Feb 15, 2013; Port St. Lucie, FL, USA; New York Mets pitcherJohan Santana
throws a pitch during spring training at Legends Field. Mandatory Credit: John Munson/THE STAR-LEDGER via USA TODAY Sports
There is a guy who could fill either of those needs by midseason, if he could be convinced to sign with Detroit. His name (as you have deduced from the title) is Johan Santana. Everybody that knows anything about baseball knows just how good Santana used to be, before the shoulder woes really got the better of him. Over the past 3 seasons, he hasn’t seen much action and he isn’t expected to be really ready to go until sometime this summer (like Wilson, but unlike Madson and probably Joel Hanrahan). It’s not unlikely that someone is going to have to take a gamble on him before he’s clearly ready to return or lose him to someone who is willing to make him that guarantee, I think that team should be Detroit. It seems fairly unlikely that Johan Santana is going to be able to pitch and just be mediocre. It seems less unlikely that, when he comes back, a bullpen role is going to prove most appropriate – he is a guy in his mid-30s with an injury history, and throwing fewer innings might help keep him healthy and prolong his career a la John Smoltz. He should also be looking for an opportunity to play on a big stage to make a case for himself in the 2014-2015 offseason and for a landing spot that would give him a good shot at the postseason (since that’s something everybody wants).

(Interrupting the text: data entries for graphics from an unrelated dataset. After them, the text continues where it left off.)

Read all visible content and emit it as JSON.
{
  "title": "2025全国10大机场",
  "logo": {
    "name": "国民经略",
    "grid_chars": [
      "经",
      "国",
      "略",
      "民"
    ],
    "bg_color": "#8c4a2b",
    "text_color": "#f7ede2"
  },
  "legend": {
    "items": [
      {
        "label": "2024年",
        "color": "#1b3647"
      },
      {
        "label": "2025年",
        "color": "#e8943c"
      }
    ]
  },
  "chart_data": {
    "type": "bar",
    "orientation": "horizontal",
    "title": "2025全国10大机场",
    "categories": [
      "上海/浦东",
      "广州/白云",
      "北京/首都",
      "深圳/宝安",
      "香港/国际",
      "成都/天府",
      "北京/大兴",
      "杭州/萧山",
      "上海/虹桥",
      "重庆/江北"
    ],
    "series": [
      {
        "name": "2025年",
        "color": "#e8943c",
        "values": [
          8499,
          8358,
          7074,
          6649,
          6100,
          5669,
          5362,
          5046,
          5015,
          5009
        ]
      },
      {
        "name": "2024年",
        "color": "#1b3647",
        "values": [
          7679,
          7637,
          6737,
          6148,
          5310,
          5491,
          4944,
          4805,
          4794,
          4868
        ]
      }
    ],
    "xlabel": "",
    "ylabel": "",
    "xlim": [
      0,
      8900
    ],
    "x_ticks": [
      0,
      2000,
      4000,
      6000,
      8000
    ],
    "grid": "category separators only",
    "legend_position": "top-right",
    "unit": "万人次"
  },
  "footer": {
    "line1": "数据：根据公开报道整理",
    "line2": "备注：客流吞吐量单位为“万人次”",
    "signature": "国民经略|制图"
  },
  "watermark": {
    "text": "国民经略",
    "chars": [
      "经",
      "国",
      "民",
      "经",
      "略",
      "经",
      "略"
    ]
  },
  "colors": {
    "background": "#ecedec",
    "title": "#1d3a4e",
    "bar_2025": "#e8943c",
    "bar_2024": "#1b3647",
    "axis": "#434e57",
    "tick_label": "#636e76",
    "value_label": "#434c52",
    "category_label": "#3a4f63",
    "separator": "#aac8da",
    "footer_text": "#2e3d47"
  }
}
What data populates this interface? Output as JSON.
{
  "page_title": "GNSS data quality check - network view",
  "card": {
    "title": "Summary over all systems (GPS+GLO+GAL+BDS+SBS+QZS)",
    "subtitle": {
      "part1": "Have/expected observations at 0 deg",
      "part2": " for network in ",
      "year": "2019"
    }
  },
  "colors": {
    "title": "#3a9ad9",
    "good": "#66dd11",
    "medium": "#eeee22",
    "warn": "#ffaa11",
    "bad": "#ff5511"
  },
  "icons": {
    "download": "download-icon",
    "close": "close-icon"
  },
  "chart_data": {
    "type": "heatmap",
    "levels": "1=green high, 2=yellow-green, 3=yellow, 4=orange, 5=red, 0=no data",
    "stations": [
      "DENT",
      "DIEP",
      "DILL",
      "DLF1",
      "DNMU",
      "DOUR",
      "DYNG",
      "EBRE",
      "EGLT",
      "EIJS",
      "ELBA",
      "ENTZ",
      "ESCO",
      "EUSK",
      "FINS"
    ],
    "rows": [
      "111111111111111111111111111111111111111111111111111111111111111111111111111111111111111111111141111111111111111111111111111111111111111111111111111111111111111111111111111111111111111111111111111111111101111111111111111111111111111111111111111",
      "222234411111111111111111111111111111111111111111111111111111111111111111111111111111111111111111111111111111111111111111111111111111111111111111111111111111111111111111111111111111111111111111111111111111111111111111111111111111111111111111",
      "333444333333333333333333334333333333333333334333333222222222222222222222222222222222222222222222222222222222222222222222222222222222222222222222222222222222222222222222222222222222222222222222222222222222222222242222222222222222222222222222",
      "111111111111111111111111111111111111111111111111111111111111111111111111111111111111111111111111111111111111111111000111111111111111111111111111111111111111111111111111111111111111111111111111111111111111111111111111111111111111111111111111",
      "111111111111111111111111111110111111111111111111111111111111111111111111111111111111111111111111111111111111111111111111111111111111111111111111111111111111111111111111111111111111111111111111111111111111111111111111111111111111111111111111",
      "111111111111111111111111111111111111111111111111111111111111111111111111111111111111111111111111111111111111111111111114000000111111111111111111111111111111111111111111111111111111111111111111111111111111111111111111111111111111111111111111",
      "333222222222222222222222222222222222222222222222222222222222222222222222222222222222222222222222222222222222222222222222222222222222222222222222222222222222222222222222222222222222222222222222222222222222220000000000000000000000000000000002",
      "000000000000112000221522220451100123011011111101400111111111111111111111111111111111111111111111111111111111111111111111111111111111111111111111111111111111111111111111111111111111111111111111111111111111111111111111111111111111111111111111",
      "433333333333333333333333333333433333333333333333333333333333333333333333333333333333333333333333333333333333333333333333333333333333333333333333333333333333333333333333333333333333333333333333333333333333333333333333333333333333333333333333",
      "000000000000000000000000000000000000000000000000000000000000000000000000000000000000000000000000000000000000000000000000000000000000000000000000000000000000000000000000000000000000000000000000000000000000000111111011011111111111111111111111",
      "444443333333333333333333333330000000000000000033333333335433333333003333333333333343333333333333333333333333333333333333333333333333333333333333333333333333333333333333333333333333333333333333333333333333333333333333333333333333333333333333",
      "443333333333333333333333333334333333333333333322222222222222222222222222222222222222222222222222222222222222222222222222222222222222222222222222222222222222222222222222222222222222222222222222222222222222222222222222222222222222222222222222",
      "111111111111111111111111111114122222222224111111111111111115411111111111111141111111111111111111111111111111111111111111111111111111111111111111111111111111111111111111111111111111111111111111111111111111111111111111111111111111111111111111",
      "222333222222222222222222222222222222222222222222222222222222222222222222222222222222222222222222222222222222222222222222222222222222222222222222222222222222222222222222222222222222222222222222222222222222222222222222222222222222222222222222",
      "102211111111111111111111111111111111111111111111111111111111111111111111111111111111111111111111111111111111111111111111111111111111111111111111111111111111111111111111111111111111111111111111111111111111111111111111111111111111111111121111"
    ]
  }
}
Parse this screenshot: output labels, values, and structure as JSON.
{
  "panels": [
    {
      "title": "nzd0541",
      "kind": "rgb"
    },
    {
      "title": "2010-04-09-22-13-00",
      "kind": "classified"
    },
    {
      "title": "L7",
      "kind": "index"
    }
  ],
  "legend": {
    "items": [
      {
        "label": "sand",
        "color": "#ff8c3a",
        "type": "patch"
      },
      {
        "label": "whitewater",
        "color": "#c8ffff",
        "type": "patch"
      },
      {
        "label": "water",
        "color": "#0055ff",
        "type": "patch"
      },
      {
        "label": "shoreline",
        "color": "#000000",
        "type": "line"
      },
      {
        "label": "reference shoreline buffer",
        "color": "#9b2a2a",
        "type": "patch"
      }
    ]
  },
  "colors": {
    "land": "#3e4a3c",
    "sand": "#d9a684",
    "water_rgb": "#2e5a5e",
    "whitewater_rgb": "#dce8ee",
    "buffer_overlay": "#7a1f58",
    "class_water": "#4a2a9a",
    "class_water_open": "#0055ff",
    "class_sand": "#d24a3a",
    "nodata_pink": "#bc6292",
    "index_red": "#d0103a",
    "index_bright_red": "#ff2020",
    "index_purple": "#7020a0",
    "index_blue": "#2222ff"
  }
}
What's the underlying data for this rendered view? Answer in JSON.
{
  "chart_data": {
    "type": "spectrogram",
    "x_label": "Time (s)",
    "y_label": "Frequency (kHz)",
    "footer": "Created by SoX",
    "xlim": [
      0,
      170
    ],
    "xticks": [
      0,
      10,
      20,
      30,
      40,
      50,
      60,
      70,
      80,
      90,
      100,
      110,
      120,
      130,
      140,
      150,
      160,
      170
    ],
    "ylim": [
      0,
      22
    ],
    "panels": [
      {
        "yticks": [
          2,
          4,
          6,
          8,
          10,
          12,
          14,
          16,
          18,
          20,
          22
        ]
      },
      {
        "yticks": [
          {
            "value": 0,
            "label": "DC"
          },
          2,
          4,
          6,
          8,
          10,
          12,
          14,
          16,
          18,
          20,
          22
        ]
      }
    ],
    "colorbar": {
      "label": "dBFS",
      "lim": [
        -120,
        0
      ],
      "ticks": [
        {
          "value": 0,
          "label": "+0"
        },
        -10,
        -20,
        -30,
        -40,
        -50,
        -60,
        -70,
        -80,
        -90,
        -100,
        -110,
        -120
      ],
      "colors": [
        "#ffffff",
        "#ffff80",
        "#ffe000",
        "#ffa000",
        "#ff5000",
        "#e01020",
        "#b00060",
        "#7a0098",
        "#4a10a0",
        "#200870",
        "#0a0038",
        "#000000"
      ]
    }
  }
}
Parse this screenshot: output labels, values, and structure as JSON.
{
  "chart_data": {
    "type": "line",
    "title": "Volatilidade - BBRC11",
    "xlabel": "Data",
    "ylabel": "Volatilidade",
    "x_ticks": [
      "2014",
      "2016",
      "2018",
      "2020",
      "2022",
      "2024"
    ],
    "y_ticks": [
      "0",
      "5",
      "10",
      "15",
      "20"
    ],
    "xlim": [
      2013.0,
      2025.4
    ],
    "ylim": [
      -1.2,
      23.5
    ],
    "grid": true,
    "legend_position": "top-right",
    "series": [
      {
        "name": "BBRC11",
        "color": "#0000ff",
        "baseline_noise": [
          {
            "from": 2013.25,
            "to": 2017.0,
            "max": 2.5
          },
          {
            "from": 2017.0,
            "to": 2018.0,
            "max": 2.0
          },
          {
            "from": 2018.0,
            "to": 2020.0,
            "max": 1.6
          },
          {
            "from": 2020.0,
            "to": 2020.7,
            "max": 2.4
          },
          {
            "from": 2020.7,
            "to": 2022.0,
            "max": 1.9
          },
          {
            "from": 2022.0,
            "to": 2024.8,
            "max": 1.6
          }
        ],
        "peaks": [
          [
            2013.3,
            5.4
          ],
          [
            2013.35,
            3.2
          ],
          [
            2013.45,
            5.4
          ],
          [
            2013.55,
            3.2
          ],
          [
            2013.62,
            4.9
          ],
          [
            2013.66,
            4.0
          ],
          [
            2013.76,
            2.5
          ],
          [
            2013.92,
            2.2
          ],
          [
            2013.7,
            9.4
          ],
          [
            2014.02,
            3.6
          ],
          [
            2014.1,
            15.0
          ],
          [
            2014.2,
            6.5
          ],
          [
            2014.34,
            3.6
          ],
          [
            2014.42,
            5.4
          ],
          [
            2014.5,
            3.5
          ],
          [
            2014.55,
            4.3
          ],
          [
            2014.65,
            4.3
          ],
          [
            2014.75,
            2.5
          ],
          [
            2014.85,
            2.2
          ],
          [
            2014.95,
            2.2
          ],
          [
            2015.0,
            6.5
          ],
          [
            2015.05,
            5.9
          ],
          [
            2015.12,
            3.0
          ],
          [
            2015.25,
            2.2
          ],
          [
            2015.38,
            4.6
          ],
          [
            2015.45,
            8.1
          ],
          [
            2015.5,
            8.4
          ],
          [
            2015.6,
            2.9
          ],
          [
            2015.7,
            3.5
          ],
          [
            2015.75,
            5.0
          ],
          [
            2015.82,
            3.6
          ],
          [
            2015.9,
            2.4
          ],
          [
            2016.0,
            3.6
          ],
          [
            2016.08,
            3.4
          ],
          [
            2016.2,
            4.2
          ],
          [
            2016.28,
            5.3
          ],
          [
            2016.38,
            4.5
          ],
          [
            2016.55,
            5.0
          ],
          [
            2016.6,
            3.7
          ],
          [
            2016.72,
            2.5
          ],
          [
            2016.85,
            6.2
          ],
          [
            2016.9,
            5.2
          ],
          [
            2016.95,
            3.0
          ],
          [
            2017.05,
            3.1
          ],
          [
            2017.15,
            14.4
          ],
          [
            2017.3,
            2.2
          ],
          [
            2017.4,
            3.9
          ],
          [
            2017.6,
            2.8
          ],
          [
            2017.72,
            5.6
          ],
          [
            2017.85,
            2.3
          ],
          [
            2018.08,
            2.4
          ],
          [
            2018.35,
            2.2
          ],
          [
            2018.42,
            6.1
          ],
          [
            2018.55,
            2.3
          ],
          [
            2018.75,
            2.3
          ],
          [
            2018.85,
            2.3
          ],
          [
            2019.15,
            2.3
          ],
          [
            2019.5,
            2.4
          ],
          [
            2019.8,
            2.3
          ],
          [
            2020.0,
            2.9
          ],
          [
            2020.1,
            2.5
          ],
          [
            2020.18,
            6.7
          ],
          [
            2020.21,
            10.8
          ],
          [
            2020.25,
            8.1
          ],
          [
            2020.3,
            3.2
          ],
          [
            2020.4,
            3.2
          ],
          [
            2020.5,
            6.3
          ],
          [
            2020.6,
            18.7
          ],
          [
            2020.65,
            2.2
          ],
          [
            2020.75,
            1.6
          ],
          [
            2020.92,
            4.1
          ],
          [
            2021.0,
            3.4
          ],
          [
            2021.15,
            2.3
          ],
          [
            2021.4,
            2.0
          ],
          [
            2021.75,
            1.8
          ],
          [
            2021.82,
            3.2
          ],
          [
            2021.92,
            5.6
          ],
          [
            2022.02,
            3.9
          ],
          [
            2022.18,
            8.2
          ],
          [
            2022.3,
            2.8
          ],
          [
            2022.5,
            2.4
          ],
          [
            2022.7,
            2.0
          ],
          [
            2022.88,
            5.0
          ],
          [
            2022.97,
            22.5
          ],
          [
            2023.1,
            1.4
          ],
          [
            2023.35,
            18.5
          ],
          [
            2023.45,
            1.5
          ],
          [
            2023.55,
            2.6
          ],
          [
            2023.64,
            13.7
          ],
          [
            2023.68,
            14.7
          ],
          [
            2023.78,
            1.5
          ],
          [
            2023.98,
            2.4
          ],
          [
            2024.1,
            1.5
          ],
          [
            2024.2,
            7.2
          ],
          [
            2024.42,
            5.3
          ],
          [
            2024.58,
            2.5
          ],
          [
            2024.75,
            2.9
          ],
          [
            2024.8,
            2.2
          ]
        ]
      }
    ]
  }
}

Detroit should be able to make a better case than the Twins at least, even if they can only promise Santana that they would definitely find a bullpen spot for him when healthy and possibly fit him into the rotation if need were to arise. With Santana, like any other high-risk, high-reward signing the chance that he’ll have a setback and never throw a pitch in 2013 is non-trivial. Nonetheless, the only other way to even attempt to get that caliber of arm in the system as a backup plan would be signing an Ubaldo Jimenez or Ervin Santana in order to push Smyly/Porcello into the ‘pen which the team can’t afford and shouldn’t be willing to OR to deal whatever cream of the farm system is left in July for a rental.